Woven wire, non-climb fencing can be used with wood posts and metal t-posts. While it is possible to use 2 metal t-posts for every 1 wood post, this will not be nearly as secure as if all posts were wood. Additionally, even if you use a mix of wood posts and metal t-posts, ends and corners must have proper wood braces, or the fence is not going to remain standing for very long (be sure to check out the video on fence bracing linked below for more information on this very important topic). For some residents, a mix of wood and metal t-posts may work fine, but properly installed wood posts will make the fence more secure. Remember, the fence needs to be strong enough to withstand normal resident activity. T- posts may bend or become loose as residents repeatedly rub against or lean on the fence. Additionally, if residents headbutt the fence, they may break, bend, or dislodge t-posts.
For fencing that separates groups of goats, t-posts may not be strong enough to withstand repeated slamming. Also, keep in mind that if there is a chance the outdoor space will be used for other species at some point, or if you expand in the future and the fence line becomes a shared fence for another species, a t-post fence may not be appropriate or strong enough to safely secure larger residents (such as pigs, cows, or horses). While more expensive, wood post fencing will be stronger and allow for more flexibility in terms of how outdoor living spaces can be used. Wood posts as small as 5 inches in diameter can be used as line posts, but upright brace posts need to be at least 6 inches in diameter.
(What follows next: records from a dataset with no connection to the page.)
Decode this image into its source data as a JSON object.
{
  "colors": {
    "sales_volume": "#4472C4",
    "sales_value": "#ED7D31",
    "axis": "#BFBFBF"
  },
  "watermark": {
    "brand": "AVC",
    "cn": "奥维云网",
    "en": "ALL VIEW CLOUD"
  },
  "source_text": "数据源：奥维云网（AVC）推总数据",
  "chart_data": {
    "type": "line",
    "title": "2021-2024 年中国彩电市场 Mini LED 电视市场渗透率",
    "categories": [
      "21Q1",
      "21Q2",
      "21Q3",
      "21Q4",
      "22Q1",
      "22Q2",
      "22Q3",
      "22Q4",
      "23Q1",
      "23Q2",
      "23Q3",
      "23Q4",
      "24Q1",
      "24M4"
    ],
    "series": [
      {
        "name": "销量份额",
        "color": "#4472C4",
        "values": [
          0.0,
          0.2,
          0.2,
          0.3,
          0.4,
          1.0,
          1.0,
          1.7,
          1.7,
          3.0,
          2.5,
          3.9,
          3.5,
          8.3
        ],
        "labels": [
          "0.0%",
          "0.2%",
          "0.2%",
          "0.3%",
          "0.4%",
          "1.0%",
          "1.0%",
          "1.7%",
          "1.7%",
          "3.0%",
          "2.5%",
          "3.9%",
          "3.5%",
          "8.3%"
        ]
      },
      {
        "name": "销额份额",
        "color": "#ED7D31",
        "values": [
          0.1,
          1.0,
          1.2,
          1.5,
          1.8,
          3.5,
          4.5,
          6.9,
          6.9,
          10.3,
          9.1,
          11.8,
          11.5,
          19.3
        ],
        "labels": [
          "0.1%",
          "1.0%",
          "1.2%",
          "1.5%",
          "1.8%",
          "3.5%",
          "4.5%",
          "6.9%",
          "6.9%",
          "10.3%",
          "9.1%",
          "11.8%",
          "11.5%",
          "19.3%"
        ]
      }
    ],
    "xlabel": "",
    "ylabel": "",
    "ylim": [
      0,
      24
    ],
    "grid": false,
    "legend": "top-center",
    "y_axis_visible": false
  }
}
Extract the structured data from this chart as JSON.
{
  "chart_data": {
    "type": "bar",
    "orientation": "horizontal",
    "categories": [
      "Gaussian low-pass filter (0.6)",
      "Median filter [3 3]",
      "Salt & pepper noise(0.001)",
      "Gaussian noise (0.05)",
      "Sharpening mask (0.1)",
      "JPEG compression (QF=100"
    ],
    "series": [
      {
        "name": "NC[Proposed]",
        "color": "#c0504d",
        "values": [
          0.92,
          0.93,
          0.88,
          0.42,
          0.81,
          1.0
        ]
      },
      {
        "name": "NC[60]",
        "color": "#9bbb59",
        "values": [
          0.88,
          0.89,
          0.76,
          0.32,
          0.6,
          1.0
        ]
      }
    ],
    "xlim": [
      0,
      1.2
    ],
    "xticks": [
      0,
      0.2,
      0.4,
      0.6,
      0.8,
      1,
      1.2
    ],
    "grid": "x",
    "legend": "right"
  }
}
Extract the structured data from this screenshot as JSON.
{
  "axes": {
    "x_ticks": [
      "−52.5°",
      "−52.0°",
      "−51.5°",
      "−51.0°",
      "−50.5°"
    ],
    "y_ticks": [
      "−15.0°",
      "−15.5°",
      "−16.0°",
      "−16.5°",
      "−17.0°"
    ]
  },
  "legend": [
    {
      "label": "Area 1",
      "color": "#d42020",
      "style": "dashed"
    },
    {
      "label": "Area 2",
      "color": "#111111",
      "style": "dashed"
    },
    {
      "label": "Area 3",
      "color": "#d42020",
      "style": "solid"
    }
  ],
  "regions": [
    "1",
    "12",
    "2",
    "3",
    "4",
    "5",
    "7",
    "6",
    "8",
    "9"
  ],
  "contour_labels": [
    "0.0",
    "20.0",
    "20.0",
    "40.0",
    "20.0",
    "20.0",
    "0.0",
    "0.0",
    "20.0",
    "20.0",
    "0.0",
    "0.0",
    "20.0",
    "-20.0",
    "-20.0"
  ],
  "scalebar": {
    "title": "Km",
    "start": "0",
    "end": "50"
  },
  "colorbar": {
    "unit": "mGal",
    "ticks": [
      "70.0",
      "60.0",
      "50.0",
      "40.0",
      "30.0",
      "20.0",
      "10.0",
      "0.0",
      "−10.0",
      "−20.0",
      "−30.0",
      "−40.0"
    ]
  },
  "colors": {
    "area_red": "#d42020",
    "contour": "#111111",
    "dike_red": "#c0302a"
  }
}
Fencing for goats also needs to be able to withstand residents using it as a support for their front legs while standing on their back legs. Not only might t-posts not be able to withstand this pressure, but non-climb fencing used without wood boards is also likely to bend and could be crushed down so that it is no longer as tall as it was, making it possible for residents to jump or climb over it. Adding a wooden board at the top of the fence can prevent this from happening.
Fences that separate different groups of goats may need 3-4 horizontal boards rather than just a top board. The wood boards help protect the non-climb fencing from damage (and help keep residents contained if the non-climb fence develops a breach), and the non-climb fencing covers gaps between wood boards where a horn, head, or limb could get caught (depending on the size of the gap) and can also protect boards from being knocked loose if they are repeatedly hit from behind.
Just as indoors, be sure to use heavy-duty gates that can withstand both resident activity and the elements.